The peer denied he had misled Starmer by not revealing the true extent of his friendship with Epstein, saying he did not even have access to the “toe-curling” emails he had sent.
“The emails that were published came as a huge surprise and a huge shock to me, not just to them,” he said. “They no longer existed on my server I had long since disused. I was unable to share emails with them that I didn’t recall and I didn’t possess.”
‘I was not culpable’
Mandelson refused to apologise to Epstein’s victims for continuing his relationship with the abuser after his conviction, saying he would apologise only for the system having failed to protect them.
“I want to apologise to those women for a system that refused to hear their voices and did not give them the protection they were entitled to expect,” he said. “That system gave him protection and not them.
“If I had known if I was in any way complicit or culpable, of course, I would apologise – but I was not culpable.
“I was not knowledgeable of what he was doing, and I regret, more regret to my dying day, the fact that powerless women were not given the protection they were entitled to expect.”
Loading
Mandelson also told the BBC he never saw any young women when he visited Epstein’s homes, saying: “There were no girls on the island when I was there.
“Whether on the island or in New York, or – there was another occasion when I stayed at a ranch in New Mexico – the only people who were there were the housekeepers. Never were there any young women or girls or people that he was preying on or engaging with in that sort of ghastly, predatory way.”
Mandelson, who served in the cabinet under former Labour prime ministers Tony Blair and Gordon Brown, dodged the question of whether he deserved to be sacked by Starmer.
“I understand why I was sacked,” he said. “The prime minister found himself in the middle of what must have seemed to him a sort of thermonuclear explosion.”
Mandelson also gave his backing to Starmer and said he was sure he would “continue to give the leadership he is” giving at present.
He said he would not be returning to public office, but added: “I don’t know what’s next, but I’m not going to go and just sort of disappear and hide, that’s not me. I will find something useful to do.”
Following the interview, Heidi Alexander, the British transport secretary, criticised his failure to say sorry to Epstein’s victims.
She said: “I think what we saw there in that interview was, at best, deep naivety from Peter Mandelson, and I think it would have gone a long way for the women who were subjected to the most appalling treatment at the hands of Jeffrey Epstein, for Peter to have apologised.”
Loading
BBC criticised for giving peer airtime
Other senior Labour figures also criticised the BBC’s decision to give Mandelson a platform, accusing the broadcaster of “aiding his swift rehabilitation”.

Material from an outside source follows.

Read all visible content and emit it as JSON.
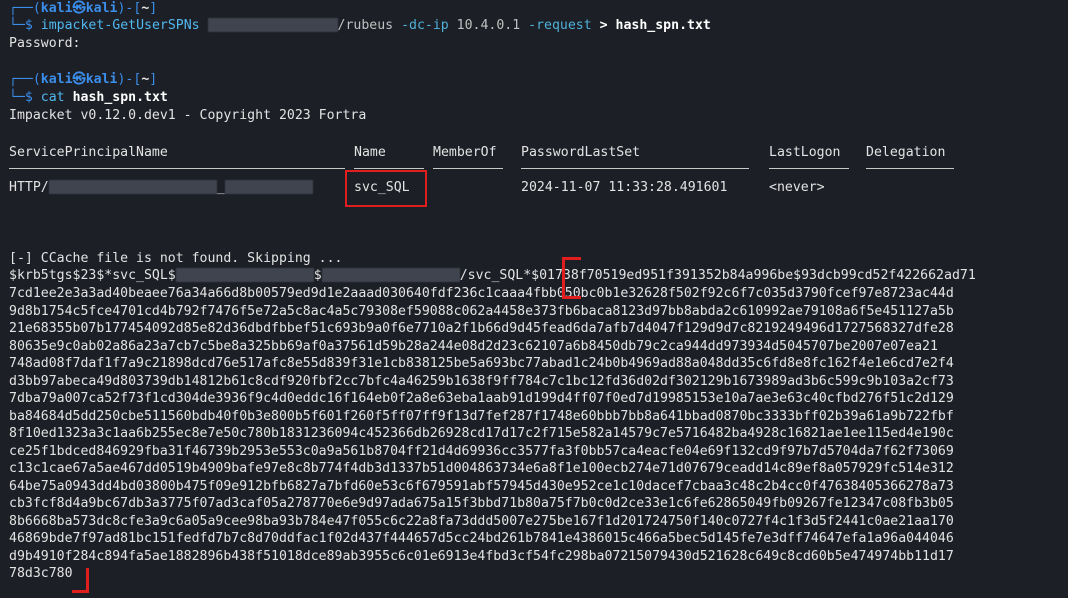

Baroness Hazarika, a former Labour adviser, said the interview was “a slap in the face to Epstein victims, adding: “[Lord Mandelson] was part of the system of male power which enabled and dismissed abuse.
“The media went after Mandelson correctly in my view. Now the media is aiding his swift rehabilitation and PR.
“We rightly were disgusted by the grooming gangs scandal. Would we platform the mate of an Asian grooming gang leader? Of course not.
“It’s almost like the victims of child sex abuse, often female, are cynically used until the story moves on. Powerful men are always to be excused.”
John McDonnell, the former shadow chancellor, said: “When Keir Starmer appointed Mandelson, I said publicly it was a serious error of judgment.
“I’ve always been a supporter of the BBC in its role as a public broadcaster, but the decision to invite Mandelson onto the Kuenssberg program calls into question once more its judgment.”
Stephen Flynn, the SNP’s leader in Westminster, posted on social media that Sir Keir should have stripped Lord Mandelson of his peerage “months ago”.
“The fact this hasn’t happened is a stain on this deplorable Labour government,” he said.
Responding to criticism, a BBC spokesman said: “This was Lord Mandelson’s first interview since losing the role of US ambassador last year.
“As well as hearing about his insights on US foreign policy, he was repeatedly challenged about his links to Jeffrey Epstein.”